Clicking on "Previous Version" at the end of the document will take the user from the current site back to the archived document (see Figure 7). Within the Archives, the user can trace changes in a document over time by clicking on the "Previous Version" link on every archived version of a document.
A link has also been added so that users can access the metadata for every document (see Figure 8).
The example in Figure 9 is a partial list of the expanded metadata which is created for all permanent documents:
Finally, if a user enters a URL for a document that has been moved to the Archives and there is no current version of the document on the main site, a redirect page will provide a link to it (see Figure 10).

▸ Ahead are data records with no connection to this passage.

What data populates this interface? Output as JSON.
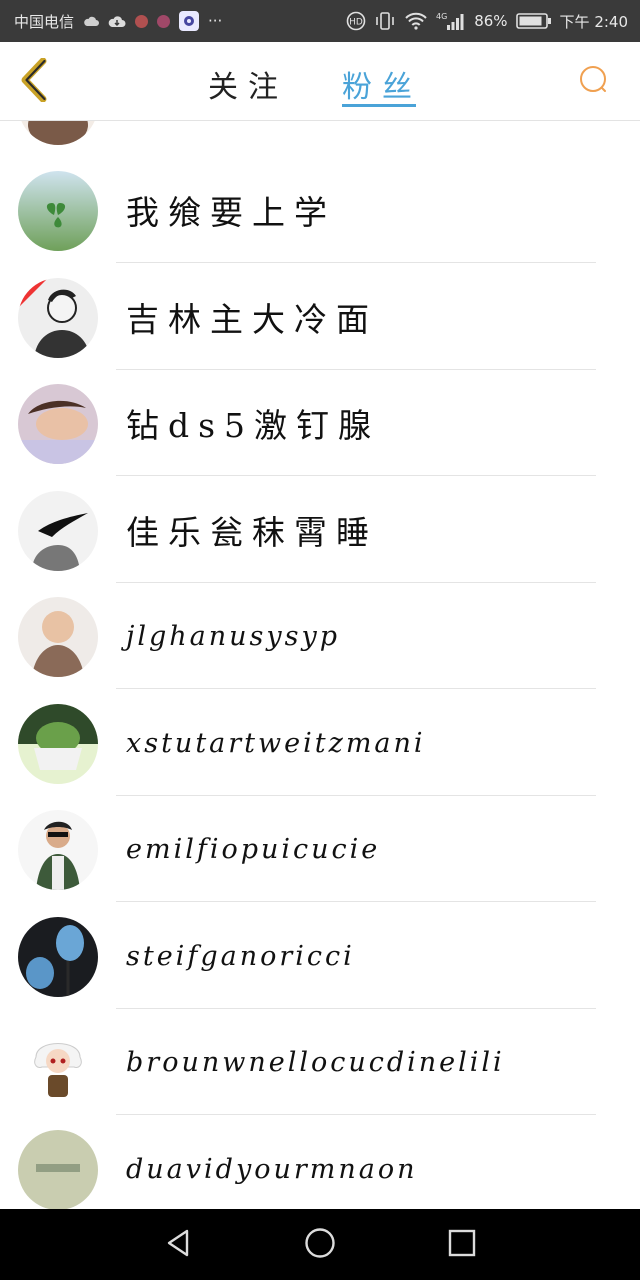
{
  "status_bar": {
    "carrier": "中国电信",
    "extra": "···",
    "network": "4G",
    "battery": "86%",
    "time": "下午 2:40"
  },
  "header": {
    "tabs": [
      {
        "label": "关注",
        "active": false
      },
      {
        "label": "粉丝",
        "active": true
      }
    ],
    "accent_color": "#4aa3d8",
    "back_icon": "chevron-left-icon",
    "search_icon": "search-icon"
  },
  "followers": [
    {
      "name": "我飨要上学"
    },
    {
      "name": "吉林主大冷面"
    },
    {
      "name": "钻ds5激钉腺"
    },
    {
      "name": "佳乐瓮秣霄睡"
    },
    {
      "name": "jlghanusysyp"
    },
    {
      "name": "xstutartweitzmani"
    },
    {
      "name": "emilfiopuicucie"
    },
    {
      "name": "steifganoricci"
    },
    {
      "name": "brounwnellocucdinelili"
    },
    {
      "name": "duavidyourmnaon"
    }
  ],
  "nav_bar": {
    "back": "triangle-back-icon",
    "home": "circle-home-icon",
    "recents": "square-recents-icon"
  }
}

Currently only HTML documents are being archived. NLM has developed a sidecar approach to providing metadata for non-HTML documents such as PDFs. Contributors use a templated form similar to that used for HTML pages to enter metadata (see Figure 1). System workflow validators require that contributors create this metadata file before a non-HTML document can be promoted. The metadata file is structured as Dublin Core XML schema which can also be queried by the site search engine; implementation is scheduled for the first half of 2005. Web documents created by the NLM administrative units that do not use the TeamSite content management system currently are not included in the Archives. In the future the workflow will be modified so that all of NLM's outdated Web publications of permanent value can be archived. Finally, NLM hopes to work with other libraries to encourage their use of permanence ratings for Web documents that are of lasting value.
By Margaret M. Byrnes
Head, Preservation and Collection Management Section
Byrnes MM. Permanence Levels and the Archives for NLM's Permanent Web Documents. NLM Tech Bull. 2005 Mar-Apr;(343):e4.